Também preciso te agradecer, pois só assim pude seguir meu caminho e fechar uma grande ciclo de vida. Fico feliz de perceber que consigo fechar ciclos e concluir todas as grandes metas que me imponho. É claro que a vida dá uma ajudinha. Mas você também deu. Talvez, se você tivesse ficado, eu ainda estaria aí e nenhuma das coisas grandiosas que me aconteceram esse ano, teriam sequer existido e apesar de ainda estar colando meus pedaços eu sinto que estou exatamente onde deveria estar. Eu e meu cachorro. 

Não sou de expor as coisas dessa maneira, mas isso tudo estava travando minha criatividade e babe, eu realmente preciso escrever, eu preciso organizar toda a literatura que está bagunçada em meu estômago e criar frases que tenha sentido, parágrafos que tenham coerência entre si. Era preciso liberar palavras antigas, pois as novas andam sem espaço. Liberei a casa, a cidade, o cabelo, as palavras.
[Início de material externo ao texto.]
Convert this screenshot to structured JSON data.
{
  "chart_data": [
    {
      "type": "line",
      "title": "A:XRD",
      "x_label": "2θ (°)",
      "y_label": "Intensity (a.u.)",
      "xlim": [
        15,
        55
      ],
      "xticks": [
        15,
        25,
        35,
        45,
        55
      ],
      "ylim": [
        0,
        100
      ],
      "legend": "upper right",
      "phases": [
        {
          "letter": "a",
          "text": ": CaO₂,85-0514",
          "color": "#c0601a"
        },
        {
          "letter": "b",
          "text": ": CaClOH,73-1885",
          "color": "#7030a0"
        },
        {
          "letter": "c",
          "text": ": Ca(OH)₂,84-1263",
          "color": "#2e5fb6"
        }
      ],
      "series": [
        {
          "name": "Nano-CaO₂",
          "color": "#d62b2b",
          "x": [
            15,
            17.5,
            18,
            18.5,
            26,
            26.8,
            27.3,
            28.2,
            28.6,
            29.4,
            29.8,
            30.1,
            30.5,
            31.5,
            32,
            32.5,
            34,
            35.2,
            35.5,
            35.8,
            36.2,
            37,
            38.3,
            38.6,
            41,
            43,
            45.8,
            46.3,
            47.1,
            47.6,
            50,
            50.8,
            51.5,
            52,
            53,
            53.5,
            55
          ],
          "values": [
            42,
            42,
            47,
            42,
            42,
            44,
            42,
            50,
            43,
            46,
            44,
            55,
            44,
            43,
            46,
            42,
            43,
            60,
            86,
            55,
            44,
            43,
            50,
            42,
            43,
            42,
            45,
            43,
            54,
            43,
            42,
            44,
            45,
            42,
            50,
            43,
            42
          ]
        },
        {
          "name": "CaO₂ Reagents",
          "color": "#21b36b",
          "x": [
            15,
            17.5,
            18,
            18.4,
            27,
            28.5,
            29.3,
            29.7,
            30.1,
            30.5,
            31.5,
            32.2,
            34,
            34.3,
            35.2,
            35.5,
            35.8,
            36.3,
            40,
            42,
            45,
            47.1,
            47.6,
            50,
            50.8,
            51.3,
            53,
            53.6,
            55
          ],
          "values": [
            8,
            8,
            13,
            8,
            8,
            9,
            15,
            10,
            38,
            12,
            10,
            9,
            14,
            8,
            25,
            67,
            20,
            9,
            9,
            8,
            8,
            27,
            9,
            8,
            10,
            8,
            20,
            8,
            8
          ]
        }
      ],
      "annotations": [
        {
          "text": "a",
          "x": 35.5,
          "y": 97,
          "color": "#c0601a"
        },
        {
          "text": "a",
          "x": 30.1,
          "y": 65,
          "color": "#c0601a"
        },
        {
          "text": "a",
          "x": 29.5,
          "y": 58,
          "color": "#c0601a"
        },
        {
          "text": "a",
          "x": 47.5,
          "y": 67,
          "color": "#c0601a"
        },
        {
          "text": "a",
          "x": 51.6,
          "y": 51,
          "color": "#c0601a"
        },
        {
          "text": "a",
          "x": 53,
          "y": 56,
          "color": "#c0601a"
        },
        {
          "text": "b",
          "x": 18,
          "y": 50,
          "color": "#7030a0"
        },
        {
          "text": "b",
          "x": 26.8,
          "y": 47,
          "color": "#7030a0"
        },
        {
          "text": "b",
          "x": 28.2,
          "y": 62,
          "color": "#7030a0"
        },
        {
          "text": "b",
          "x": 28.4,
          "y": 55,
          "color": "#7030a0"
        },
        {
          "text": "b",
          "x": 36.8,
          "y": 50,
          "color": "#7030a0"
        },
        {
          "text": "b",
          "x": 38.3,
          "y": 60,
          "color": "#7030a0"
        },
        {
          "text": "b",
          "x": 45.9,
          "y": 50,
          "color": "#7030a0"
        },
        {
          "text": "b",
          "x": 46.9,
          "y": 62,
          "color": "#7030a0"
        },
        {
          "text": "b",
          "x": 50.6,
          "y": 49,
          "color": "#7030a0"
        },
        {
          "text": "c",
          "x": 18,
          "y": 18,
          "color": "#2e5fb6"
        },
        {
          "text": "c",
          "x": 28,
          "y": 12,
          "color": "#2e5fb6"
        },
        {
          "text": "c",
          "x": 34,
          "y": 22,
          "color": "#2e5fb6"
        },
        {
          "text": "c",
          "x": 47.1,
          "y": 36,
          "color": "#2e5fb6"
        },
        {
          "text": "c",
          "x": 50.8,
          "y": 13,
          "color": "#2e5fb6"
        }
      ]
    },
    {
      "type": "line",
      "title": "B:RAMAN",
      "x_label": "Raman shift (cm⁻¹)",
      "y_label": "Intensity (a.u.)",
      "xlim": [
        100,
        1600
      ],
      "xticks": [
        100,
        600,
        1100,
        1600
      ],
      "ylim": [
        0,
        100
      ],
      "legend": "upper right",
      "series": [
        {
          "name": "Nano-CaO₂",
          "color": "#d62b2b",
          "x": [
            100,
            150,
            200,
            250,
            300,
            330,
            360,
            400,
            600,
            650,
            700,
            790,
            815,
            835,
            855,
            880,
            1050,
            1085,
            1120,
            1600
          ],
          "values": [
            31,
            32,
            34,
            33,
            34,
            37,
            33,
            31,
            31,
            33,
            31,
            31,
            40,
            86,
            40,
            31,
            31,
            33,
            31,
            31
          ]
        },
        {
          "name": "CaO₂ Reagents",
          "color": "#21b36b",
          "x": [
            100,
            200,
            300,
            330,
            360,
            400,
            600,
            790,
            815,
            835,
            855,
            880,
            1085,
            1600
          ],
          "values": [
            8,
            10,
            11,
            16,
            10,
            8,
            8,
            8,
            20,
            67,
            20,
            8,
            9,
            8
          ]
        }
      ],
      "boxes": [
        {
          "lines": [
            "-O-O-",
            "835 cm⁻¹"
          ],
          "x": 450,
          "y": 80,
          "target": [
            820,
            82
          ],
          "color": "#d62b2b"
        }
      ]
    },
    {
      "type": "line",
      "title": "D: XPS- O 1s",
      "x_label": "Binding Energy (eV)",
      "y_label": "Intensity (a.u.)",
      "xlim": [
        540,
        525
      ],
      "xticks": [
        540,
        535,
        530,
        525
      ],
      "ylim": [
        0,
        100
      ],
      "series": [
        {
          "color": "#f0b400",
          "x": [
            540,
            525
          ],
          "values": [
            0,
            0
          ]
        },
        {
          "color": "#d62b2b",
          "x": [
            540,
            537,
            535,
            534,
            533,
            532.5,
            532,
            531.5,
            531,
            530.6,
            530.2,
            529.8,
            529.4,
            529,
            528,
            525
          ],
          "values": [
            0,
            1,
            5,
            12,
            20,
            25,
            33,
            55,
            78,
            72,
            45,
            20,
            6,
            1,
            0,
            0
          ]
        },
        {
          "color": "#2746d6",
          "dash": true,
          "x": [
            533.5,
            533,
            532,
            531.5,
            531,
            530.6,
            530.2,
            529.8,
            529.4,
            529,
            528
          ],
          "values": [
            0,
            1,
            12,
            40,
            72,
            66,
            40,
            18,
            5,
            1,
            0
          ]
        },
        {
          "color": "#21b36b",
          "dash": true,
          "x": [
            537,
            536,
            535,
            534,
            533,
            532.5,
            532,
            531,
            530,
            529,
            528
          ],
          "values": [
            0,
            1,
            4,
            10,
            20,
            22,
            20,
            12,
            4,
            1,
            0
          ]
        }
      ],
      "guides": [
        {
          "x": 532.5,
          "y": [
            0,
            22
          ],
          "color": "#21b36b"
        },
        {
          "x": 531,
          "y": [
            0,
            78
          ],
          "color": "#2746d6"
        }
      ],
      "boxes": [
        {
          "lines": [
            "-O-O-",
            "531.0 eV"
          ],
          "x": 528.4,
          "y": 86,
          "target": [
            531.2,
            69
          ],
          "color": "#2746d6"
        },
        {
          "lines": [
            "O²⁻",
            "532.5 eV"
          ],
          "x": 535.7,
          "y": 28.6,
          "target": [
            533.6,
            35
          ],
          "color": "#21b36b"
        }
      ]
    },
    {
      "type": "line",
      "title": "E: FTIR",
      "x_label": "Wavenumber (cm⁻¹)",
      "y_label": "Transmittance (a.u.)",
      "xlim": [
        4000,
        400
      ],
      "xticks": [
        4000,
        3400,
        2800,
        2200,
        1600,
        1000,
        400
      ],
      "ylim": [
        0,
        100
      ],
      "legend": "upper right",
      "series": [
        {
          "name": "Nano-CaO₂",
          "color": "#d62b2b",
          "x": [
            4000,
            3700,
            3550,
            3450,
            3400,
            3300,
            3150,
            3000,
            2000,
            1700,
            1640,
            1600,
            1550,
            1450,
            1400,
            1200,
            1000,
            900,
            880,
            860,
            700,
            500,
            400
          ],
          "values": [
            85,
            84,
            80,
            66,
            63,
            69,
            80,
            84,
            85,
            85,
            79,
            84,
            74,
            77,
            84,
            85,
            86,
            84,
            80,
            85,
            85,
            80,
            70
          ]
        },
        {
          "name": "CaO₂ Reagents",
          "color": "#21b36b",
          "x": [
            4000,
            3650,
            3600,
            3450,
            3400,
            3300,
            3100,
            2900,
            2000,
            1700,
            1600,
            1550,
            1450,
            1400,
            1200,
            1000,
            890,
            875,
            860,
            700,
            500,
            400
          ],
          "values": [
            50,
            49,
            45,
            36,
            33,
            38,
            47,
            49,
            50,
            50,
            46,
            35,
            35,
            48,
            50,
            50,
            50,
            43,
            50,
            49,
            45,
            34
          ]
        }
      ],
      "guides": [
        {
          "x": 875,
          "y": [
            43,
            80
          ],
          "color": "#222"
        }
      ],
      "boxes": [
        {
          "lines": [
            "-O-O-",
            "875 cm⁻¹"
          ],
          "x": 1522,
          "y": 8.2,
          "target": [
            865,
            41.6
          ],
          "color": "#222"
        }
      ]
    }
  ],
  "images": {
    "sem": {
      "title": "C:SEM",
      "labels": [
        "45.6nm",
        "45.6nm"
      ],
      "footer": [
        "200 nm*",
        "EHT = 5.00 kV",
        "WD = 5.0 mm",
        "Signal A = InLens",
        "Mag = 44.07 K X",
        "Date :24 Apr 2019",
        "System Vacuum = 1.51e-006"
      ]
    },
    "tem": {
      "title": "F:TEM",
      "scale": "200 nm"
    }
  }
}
Liberei eu mesma de você. Por que quando o sol voltar, trazendo a primavera, eu quero colocar meus vestidos coloridos, minha sandália verde e sair de mãos dadas com a vida que pulsa. Preciso de espaço para esse pulsar todo que existe em mim. 

E por fim, da próxima vez, não esconda seus demônios. Não esconda se tiver sentimentos por outro alguém. Não deixe de ser sincero. A mágoa da mentira e da omissão é sempre mais pesada. Acho que apesar de todos os meus defeitos e loucuras, sempre te dei espaço para me dizer tudo que estava dentro de você. Eu aguentava. Minha fragilidade é a minha maior fortaleza, pois nela extravaso o peso da vida e sigo sempre forte para aguentar os trancos que ela me dá, mesmo que as vezes eu pare um pouco para respirar. 

Mas faz assim, sigamos a vida, sempre sabiamente e sem medo de nossos monstros, e um dia a gente se encontra sem querer e toma uma bem gelada, enquanto lembraremos docemente de nossas manias infernais, das loucuras que nos irritavam e até as tristes histórias serão lembradas com amor, pois quando todos os sentimentos acabam, restam as histórias e a nossa um dia será lembrada com um sorriso de canto de boca enquanto brindamos o fim de uma era com o tilintar dos copos americanos em algum bar de beira de esquina. 

Enquanto isso, sigo com minha terrível mania de amar, mesmo que ainda não haja forças suficientes para mergulhar no cheiro de outro alguém, apesar de já querer existir um outro alguém, que de certa maneira sempre existiu. Mas ainda caminho pelas ruas da indiferença. É estranho ser indiferente. Uma canceriana indiferente que anda tentando não se apaixonar de novo. Ainda não sei como lidar. Eu era um balde rosa pink cheio de água pura. Um balde que mataria nossa sede por muito tempo, até que ele caiu no chão e quebrado levou toda a água pelo ralo de uma vez. Emergi como que de águas profundas, já quase sem fôlego e chegando em terra firme, já não havia água, já não havia balde, já não havia rosa pink e em terra firme fiquei sem chão, no vazio de minha ingênua existência. 

Engraçado como te amo, sem te amar mais. Engraçado como te quero sem te querer mais. Engraçado estar explodindo no vácuo. Talvez assim veio o big bang. O universo sofrendo com sua grandeza vazia explodiu em si mesmo a fim de se dividir e ter com quem compartilhar a infinitude da vida. A agonizante infinitude da vida. A doce agonia de viver explodindo pedaços dentro de nossos universos particulares. 

Aos poucos, com o caminhar contínuo o passado vai ficando pequenino, pequenino e mesmo que ainda possamos vê-lo ele não poderá nos fazer mais mal nenhum. Obrigada. Quero te chamar te querido, mas ao mesmo tempo não quero admitir que apesar de tudo você é um querido. Obrigada então querido e desculpe se tantos lerão esse texto antes de você saber que sequer existe. E tantos saberão que falo de você e talvez eu faça você passar por situações estranhas por causa disso, mas ainda estou te mantendo longe. Ainda estamos nos mantendo longe não é? Mas a primavera está logo aí. Que você possa sorrir junto aos ipês amarelos enquanto eu brinco com as ondas quentes do mar à procura de um amor livre que goste de cachorros.